The seemingly simple obligation to keep confidential information from becoming public is a growing concern for businesses and their customers. Businesses collect and store ever-increasing amounts of data regarding customers, suppliers, employees and products. The collection of this information is quiet, but security failures are announced loudly, with news headlines and lawsuits.
Because of the potentially devastating consequences that security failures can have for a business, the entire enterprise must make a commitment towards effective data protection and must make itself knowledgeable about the risks and values in its information resources. Data protection has strategic importance to the modern enterprise and cannot be left for the information technology professionals alone.
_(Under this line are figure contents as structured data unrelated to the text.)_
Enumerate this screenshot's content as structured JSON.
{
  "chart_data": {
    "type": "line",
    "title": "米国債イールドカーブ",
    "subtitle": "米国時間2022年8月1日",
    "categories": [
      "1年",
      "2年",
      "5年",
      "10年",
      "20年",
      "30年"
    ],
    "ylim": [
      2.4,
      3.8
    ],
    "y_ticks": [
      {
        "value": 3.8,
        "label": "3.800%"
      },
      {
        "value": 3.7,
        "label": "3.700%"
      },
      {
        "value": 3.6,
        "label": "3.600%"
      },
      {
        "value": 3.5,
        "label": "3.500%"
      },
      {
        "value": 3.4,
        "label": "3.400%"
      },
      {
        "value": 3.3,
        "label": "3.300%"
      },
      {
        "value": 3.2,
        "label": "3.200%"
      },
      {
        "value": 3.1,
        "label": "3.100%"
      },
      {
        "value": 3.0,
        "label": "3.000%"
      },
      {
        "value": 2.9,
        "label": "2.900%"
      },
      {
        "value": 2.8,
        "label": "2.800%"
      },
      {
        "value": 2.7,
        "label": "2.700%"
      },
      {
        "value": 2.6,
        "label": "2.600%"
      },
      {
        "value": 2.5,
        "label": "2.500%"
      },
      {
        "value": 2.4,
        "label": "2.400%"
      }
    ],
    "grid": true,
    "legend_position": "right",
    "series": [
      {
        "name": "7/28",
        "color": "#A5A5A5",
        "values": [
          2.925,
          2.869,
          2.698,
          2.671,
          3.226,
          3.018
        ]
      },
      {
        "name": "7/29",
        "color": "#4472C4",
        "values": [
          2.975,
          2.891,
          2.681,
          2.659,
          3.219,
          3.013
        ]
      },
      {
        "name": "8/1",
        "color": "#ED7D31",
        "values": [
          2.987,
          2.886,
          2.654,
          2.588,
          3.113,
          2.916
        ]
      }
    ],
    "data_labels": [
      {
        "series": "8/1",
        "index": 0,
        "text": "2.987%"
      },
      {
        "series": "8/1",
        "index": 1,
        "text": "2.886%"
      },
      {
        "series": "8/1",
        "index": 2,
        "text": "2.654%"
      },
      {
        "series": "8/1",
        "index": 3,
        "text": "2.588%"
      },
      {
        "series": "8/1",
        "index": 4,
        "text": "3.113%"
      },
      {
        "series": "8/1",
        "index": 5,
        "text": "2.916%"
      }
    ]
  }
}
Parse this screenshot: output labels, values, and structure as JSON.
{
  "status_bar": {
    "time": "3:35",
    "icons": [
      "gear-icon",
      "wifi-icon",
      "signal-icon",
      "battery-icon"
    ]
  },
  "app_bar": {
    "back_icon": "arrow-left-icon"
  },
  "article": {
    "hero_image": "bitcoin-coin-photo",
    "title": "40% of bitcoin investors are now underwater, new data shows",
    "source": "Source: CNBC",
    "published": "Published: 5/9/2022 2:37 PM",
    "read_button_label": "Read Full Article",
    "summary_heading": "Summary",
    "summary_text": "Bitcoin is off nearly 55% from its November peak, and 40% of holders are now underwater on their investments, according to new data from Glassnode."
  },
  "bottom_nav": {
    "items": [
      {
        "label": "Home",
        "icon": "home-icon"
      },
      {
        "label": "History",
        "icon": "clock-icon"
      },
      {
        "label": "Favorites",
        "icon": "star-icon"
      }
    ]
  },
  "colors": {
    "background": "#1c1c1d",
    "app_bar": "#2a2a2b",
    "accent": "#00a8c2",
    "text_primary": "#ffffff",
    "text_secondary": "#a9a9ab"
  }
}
A board of directors must have the knowledge and structure necessary to ask the right questions, provide appropriate guidance, and establish effective oversight.
At Foley’s sixth annual National Directors Institute on March 8, 2007 in Chicago, “Board Oversight of Data Privacy and Security” was a featured breakout session. The panel was moderated by Mark Foley, partner, Foley & Lardner LLP, and included Patrick Donnelly, managing director, Aon Corporation’s Financial Services Group; Joe Boucher, partner and founding shareholder, Neider & Boucher, S.C.; and Rick Siebenaler, principal, Deloitte & Touche LLP and former Chief Scientist for the National Computer Security Center.